P.S: I'm new in Control Theory field.
 A: Of course there are other controllers than PID... there's a reason for the large amount of ongoing work in Control Theory at research universities.
Perhaps the next level up in terms of sophistication from PID is the Linear Quadratic Regulator (LQR). LQR control uses a linear state-space model of the system. The basic idea is that you define a convex quadratic cost function, which encodes which inputs/actuators and states you care about most. The cost function penalizes the use of the inputs and also penalizes the deviation of the states from your desired setpoint. For your example, since you care mostly about transient response, you would probably heavily weight the state variables associated with signal you care about (for instance, position or voltage), as well as the derivative of that signal (which is typically taken as a state variable for second- and higher-order systems). With your cost function defined, you then minimize the cost with respect to the control input. LQR is particularly remarkable since the optimal control input ends up being a time-invariant linear state feedback of the form $u(t) = Kx(t)$, where $K$ solves the algebraic Ricatti equation. LQR is also powerful because it naturally encodes various robustness properties into the closed-loop system.

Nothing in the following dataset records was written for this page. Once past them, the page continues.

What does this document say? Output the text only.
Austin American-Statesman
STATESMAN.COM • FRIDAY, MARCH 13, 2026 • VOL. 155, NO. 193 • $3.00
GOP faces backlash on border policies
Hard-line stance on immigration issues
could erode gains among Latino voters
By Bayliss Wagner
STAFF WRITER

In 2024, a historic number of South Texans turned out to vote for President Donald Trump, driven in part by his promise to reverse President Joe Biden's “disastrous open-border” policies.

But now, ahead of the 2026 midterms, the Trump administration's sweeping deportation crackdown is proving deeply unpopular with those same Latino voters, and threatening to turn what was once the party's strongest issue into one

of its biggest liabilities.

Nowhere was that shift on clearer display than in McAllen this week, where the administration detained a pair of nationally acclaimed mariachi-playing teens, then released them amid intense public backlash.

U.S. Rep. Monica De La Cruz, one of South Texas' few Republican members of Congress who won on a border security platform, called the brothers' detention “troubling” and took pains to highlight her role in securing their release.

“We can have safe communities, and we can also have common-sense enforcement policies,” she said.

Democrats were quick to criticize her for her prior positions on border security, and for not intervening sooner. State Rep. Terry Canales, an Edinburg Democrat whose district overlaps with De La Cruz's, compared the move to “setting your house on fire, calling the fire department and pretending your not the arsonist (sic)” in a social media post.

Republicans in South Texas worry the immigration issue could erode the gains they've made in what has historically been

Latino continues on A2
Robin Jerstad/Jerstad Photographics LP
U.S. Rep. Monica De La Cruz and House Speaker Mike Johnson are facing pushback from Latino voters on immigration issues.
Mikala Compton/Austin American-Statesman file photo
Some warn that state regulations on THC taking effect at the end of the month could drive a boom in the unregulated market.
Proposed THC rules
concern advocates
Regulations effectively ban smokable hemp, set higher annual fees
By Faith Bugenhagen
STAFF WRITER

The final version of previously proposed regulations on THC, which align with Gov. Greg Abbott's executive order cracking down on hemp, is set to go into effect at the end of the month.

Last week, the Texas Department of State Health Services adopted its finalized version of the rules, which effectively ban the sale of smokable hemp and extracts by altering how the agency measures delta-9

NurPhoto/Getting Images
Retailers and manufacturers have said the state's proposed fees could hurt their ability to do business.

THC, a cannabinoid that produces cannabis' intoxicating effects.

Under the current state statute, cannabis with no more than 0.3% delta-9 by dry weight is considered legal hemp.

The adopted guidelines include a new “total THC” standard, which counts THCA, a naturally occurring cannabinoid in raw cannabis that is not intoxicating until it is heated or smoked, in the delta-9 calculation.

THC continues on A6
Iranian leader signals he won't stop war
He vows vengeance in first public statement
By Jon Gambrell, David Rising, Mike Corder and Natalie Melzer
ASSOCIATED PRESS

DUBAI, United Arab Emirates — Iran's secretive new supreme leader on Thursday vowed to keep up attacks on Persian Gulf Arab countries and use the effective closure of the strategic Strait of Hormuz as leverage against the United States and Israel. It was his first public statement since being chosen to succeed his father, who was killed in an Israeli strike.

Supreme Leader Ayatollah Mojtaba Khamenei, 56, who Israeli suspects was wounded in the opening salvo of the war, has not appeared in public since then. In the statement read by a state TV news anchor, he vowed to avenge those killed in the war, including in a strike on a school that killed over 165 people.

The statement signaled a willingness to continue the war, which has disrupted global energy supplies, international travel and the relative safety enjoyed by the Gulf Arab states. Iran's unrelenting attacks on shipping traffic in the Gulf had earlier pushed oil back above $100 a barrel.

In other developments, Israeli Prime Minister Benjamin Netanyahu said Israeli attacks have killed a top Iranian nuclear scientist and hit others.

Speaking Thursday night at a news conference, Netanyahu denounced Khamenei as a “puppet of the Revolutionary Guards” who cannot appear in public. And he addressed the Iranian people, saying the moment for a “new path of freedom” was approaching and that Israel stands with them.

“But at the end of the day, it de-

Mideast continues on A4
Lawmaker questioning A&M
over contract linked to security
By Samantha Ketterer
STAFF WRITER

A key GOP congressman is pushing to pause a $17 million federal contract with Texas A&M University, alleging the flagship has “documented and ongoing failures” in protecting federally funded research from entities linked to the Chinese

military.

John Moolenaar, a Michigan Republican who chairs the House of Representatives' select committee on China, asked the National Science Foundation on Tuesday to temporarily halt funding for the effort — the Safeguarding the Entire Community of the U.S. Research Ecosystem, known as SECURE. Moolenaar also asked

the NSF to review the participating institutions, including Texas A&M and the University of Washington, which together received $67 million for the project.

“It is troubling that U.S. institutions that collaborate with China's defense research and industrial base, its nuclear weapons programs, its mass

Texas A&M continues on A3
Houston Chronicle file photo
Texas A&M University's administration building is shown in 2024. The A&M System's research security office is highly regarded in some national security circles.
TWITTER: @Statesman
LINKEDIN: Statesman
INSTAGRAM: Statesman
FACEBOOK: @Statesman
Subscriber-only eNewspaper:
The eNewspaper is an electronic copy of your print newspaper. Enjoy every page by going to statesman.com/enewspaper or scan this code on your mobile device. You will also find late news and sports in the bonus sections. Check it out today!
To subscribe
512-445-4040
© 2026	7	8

Another level up in sophistication is model predictive control. Model predictive control (MPC) can be thought of as online optimal control, i.e., solve LQR (or a finite-time optimal control problem) at each time step, then send the first time step of the optimal control input to the system, then repeat the process at the next time step. MPC performs particularly well on systems whose dynamics include slight unmodeled dynamics or unmodeled disturbances, since the act of re-solving the optimal control problem at each time step acts as a feedback mechanism to take the effects of these unmodeled behaviors into account.
More recently, there has been a lot of work in the research community where data-driven methods from machine learning are being used in conjunction with model-based control strategies in order to achieve certain control goals.
The bottom line is, yes, there is an entire literature on more sophisticated control methods than PID, and this body of work is growing by the day now that the fields of machine learning, control theory, and optimization are finding novel intersections. A great new conference in this area is L4DC (Learning for Dynamics and Control). I suggest you take a look at this year's papers to get an idea of what is going on in the field. Two other staple conferences for the control theory community are CDC (Conference on Decision and Control) and ACC (American Control Conference).
I hope this helps give you some new directions!